Loomis serves burgers and hot dogs, too, malts and sundaes, banana boats and parfaits, dip cones and popcorn. She makes a sweet treat called a Billie Bar and another called a Monkey Tail.
There’s chocolate and vanilla soft serve every day and that something special on Tuesday and Wednesday.
She wanted a third flavor, Loomis says, sitting outside during a lull in sales. Strawberry? Boring.
Loomis is laid-back and friendly, wearing a blue T-shirt designed with the help of a daughter and granddaughter. There’s a swirl of yellow atop a cone across the back: Home of the LEMON CONE.
That lemon cone. It’s what sets them apart, what customers rave about when they talk about the small stop on the edge of town.
And this is how it started.
Long ago, the Loomis family -- Hap and Ed and their three daughters -- lived on this land in the little house tucked off to the west. The girls had horses and chickens and pigeons. They had a barn and corrals and an arena to ride in.
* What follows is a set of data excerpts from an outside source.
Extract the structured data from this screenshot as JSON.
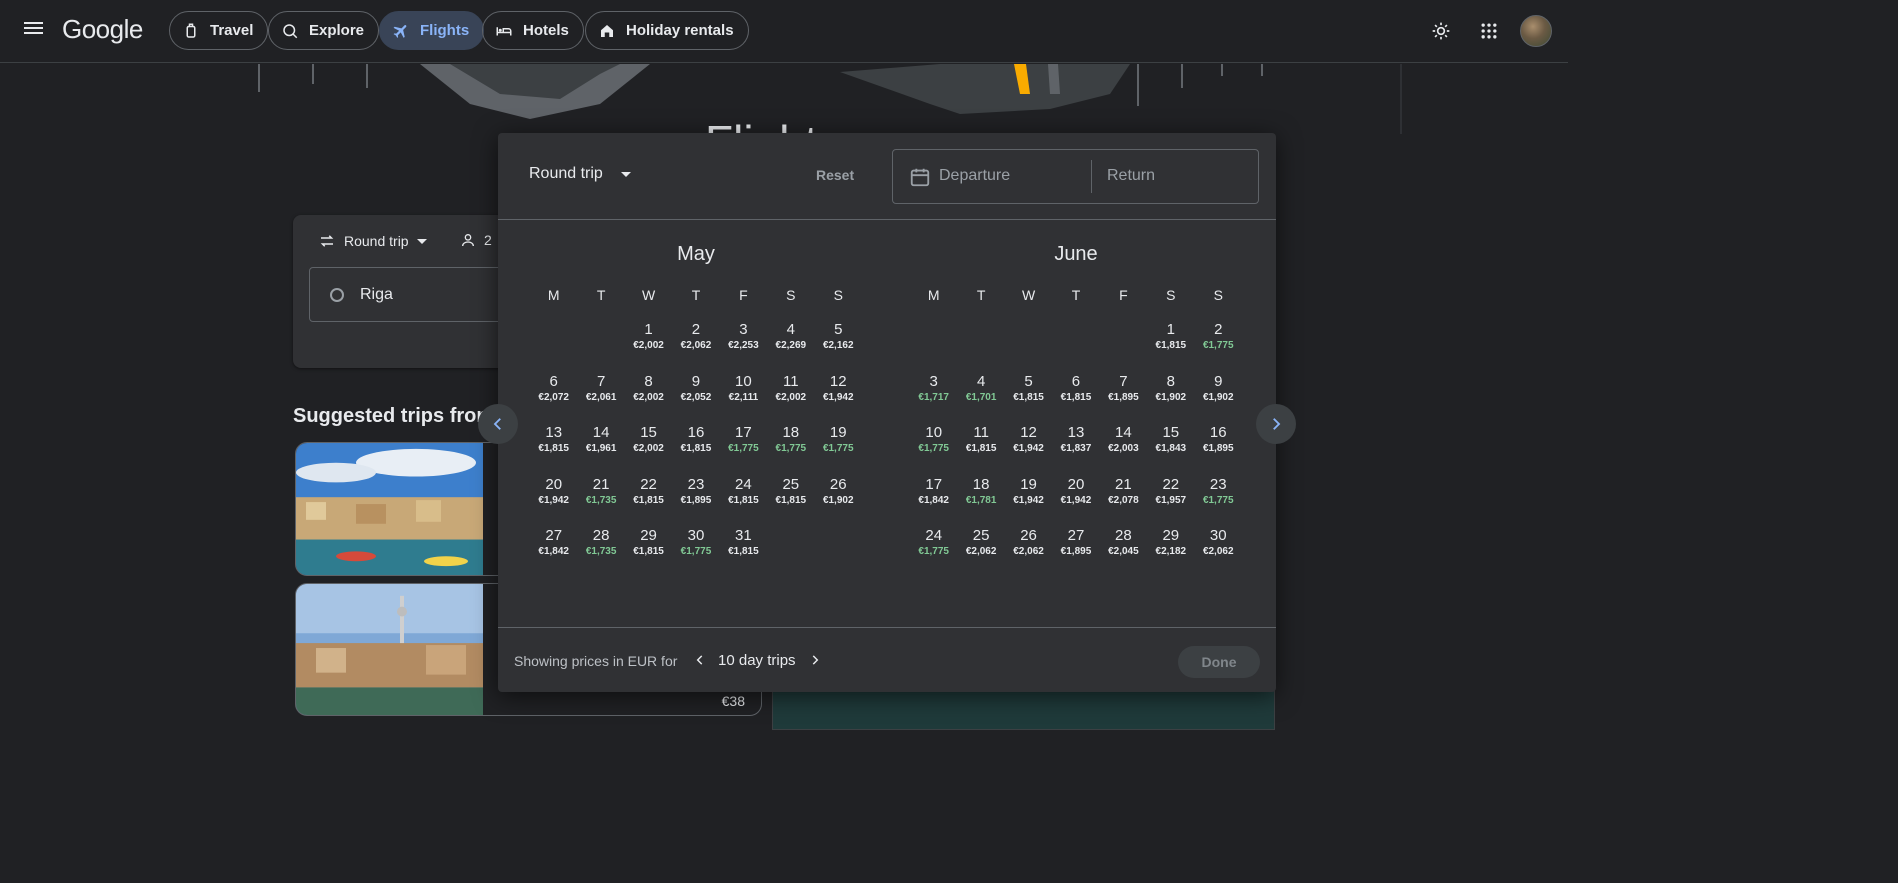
{
  "header": {
    "logo": "Google",
    "nav": [
      {
        "label": "Travel",
        "icon": "luggage-icon"
      },
      {
        "label": "Explore",
        "icon": "explore-icon"
      },
      {
        "label": "Flights",
        "icon": "plane-icon",
        "active": true
      },
      {
        "label": "Hotels",
        "icon": "bed-icon"
      },
      {
        "label": "Holiday rentals",
        "icon": "home-icon"
      }
    ]
  },
  "hero": {
    "title": "Flights"
  },
  "search": {
    "trip_type": "Round trip",
    "passengers": "2",
    "origin": "Riga"
  },
  "suggested": {
    "title": "Suggested trips from",
    "cards": [
      {
        "price": ""
      },
      {
        "price": "€38"
      }
    ]
  },
  "dialog": {
    "trip_type": "Round trip",
    "reset_label": "Reset",
    "departure_placeholder": "Departure",
    "return_placeholder": "Return",
    "months": [
      {
        "name": "May",
        "weekdays": [
          "M",
          "T",
          "W",
          "T",
          "F",
          "S",
          "S"
        ],
        "offset": 2,
        "days": [
          {
            "d": "1",
            "p": "€2,002"
          },
          {
            "d": "2",
            "p": "€2,062"
          },
          {
            "d": "3",
            "p": "€2,253"
          },
          {
            "d": "4",
            "p": "€2,269"
          },
          {
            "d": "5",
            "p": "€2,162"
          },
          {
            "d": "6",
            "p": "€2,072"
          },
          {
            "d": "7",
            "p": "€2,061"
          },
          {
            "d": "8",
            "p": "€2,002"
          },
          {
            "d": "9",
            "p": "€2,052"
          },
          {
            "d": "10",
            "p": "€2,111"
          },
          {
            "d": "11",
            "p": "€2,002"
          },
          {
            "d": "12",
            "p": "€1,942"
          },
          {
            "d": "13",
            "p": "€1,815"
          },
          {
            "d": "14",
            "p": "€1,961"
          },
          {
            "d": "15",
            "p": "€2,002"
          },
          {
            "d": "16",
            "p": "€1,815"
          },
          {
            "d": "17",
            "p": "€1,775",
            "low": true
          },
          {
            "d": "18",
            "p": "€1,775",
            "low": true
          },
          {
            "d": "19",
            "p": "€1,775",
            "low": true
          },
          {
            "d": "20",
            "p": "€1,942"
          },
          {
            "d": "21",
            "p": "€1,735",
            "low": true
          },
          {
            "d": "22",
            "p": "€1,815"
          },
          {
            "d": "23",
            "p": "€1,895"
          },
          {
            "d": "24",
            "p": "€1,815"
          },
          {
            "d": "25",
            "p": "€1,815"
          },
          {
            "d": "26",
            "p": "€1,902"
          },
          {
            "d": "27",
            "p": "€1,842"
          },
          {
            "d": "28",
            "p": "€1,735",
            "low": true
          },
          {
            "d": "29",
            "p": "€1,815"
          },
          {
            "d": "30",
            "p": "€1,775",
            "low": true
          },
          {
            "d": "31",
            "p": "€1,815"
          }
        ]
      },
      {
        "name": "June",
        "weekdays": [
          "M",
          "T",
          "W",
          "T",
          "F",
          "S",
          "S"
        ],
        "offset": 5,
        "days": [
          {
            "d": "1",
            "p": "€1,815"
          },
          {
            "d": "2",
            "p": "€1,775",
            "low": true
          },
          {
            "d": "3",
            "p": "€1,717",
            "low": true
          },
          {
            "d": "4",
            "p": "€1,701",
            "low": true
          },
          {
            "d": "5",
            "p": "€1,815"
          },
          {
            "d": "6",
            "p": "€1,815"
          },
          {
            "d": "7",
            "p": "€1,895"
          },
          {
            "d": "8",
            "p": "€1,902"
          },
          {
            "d": "9",
            "p": "€1,902"
          },
          {
            "d": "10",
            "p": "€1,775",
            "low": true
          },
          {
            "d": "11",
            "p": "€1,815"
          },
          {
            "d": "12",
            "p": "€1,942"
          },
          {
            "d": "13",
            "p": "€1,837"
          },
          {
            "d": "14",
            "p": "€2,003"
          },
          {
            "d": "15",
            "p": "€1,843"
          },
          {
            "d": "16",
            "p": "€1,895"
          },
          {
            "d": "17",
            "p": "€1,842"
          },
          {
            "d": "18",
            "p": "€1,781",
            "low": true
          },
          {
            "d": "19",
            "p": "€1,942"
          },
          {
            "d": "20",
            "p": "€1,942"
          },
          {
            "d": "21",
            "p": "€2,078"
          },
          {
            "d": "22",
            "p": "€1,957"
          },
          {
            "d": "23",
            "p": "€1,775",
            "low": true
          },
          {
            "d": "24",
            "p": "€1,775",
            "low": true
          },
          {
            "d": "25",
            "p": "€2,062"
          },
          {
            "d": "26",
            "p": "€2,062"
          },
          {
            "d": "27",
            "p": "€1,895"
          },
          {
            "d": "28",
            "p": "€2,045"
          },
          {
            "d": "29",
            "p": "€2,182"
          },
          {
            "d": "30",
            "p": "€2,062"
          }
        ]
      }
    ],
    "footer": {
      "showing_text": "Showing prices in EUR for",
      "trip_length": "10 day trips",
      "done_label": "Done"
    }
  },
  "colors": {
    "background": "#202124",
    "surface": "#303134",
    "accent": "#8ab4f8",
    "low_price": "#81c995"
  }
}
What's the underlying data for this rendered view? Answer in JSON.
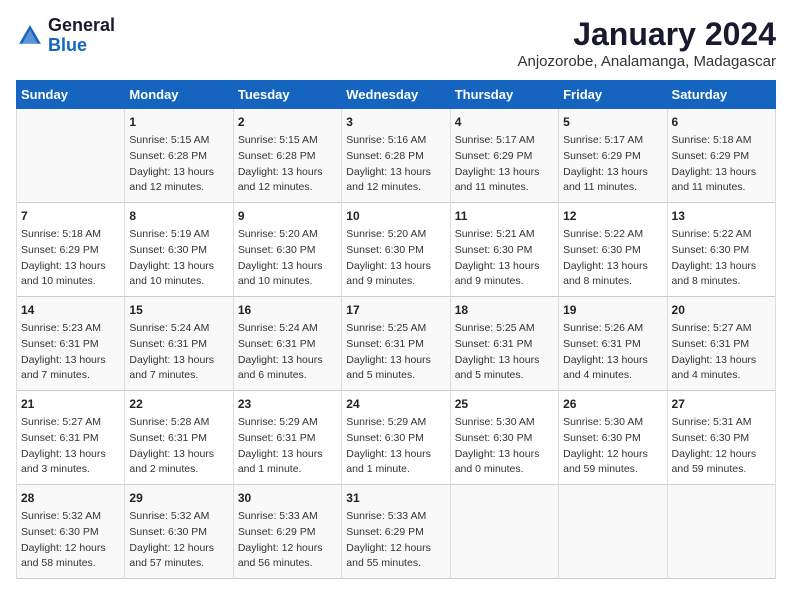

Eventually, the family moved down the road and took their animals with them. And when Hap and Ed got divorced, he kept the new place and she kept the old one.
“She had a vision for that spot,” says her middle daughter, Chris Kliment. “She thought with the park out there, it would be a perfect place.”
The girls weren’t using the arena anymore and a friend was getting ready to pack up and move to Florida and leave her own Dairy Sweet on West O behind.
So Loomis hired a crew who picked up the pint-sized ice cream stand and hauled it east and south to her 1½ acres.
She added a wooden awning and blue trim, benches and picnic tables.
She scrubbed half the original name off the old sign and added her own: C & L.
The sign is still standing.
The original malt mixer is still making malts and the stainless steel freezer is still keeping the Cool Cookies and the Super Bars solid.
A radio plays low and fuzzy in the back room where Loomis plops burgers on a George Foreman, more speedy than the old-school grill.
Lunch used to be a bigger affair before Russ’s opened down the road, Loomis says.
And the two-year roundabout project left customers with just one way in -- prompting Kliment to purchase flutter flags to let ice cream-craving drivers know they were indeed still open for business.
Loomis used to offer lemon only on Tuesdays, before her daughter got on her case because the one-day-a-week offering caused all sorts of traffic trouble.
“I’d say, ‘Mother, this is going to be a hazard,’” Kliment says.
All three daughters worked at the Dairy Sweet. All six grandkids have worked the window, too.
And too many neighborhood kids to keep track of had their first jobs at C & L, learning to make cones and count change and keep up with a crowd with Loomis as their teacher.
“One of the things that prides her the most, is now they’re bringing their own kids,” Kliment says.
It feels like a small town ice cream shop here on the west edge of the city, she says, where they know their regulars both by name and by what they order.
Here comes a medium cone and a small Pepsi. Here comes a chocolate malt and a crunch cone. Here comes a quart of lemon.
And behind the window: There’s Hap.
“Mom is known for always being there," Kliment says.
A work ethic that won’t quit, the daughter says.
She still mows the wide expanse of grass behind the stand. She can fix fence and pull a toilet and fix a clogged sink.
She once climbed in the narrow order window when she locked her keys inside.
“I’m not sure I could still do that,” she laughs.
But she has no plans to slow down.
She’ll be here Saturday in her blue shirt -- along with her daughters -- Lee, Chris, and Carla -- and grandkids giving away hot dogs and chips to the first 200 customers, thanking Lincoln for 40 years.
“I’ll be here just as long as I’m healthy, I guess,” she says. “If I get worn down, I’ll just have to hire more people, won’t I?”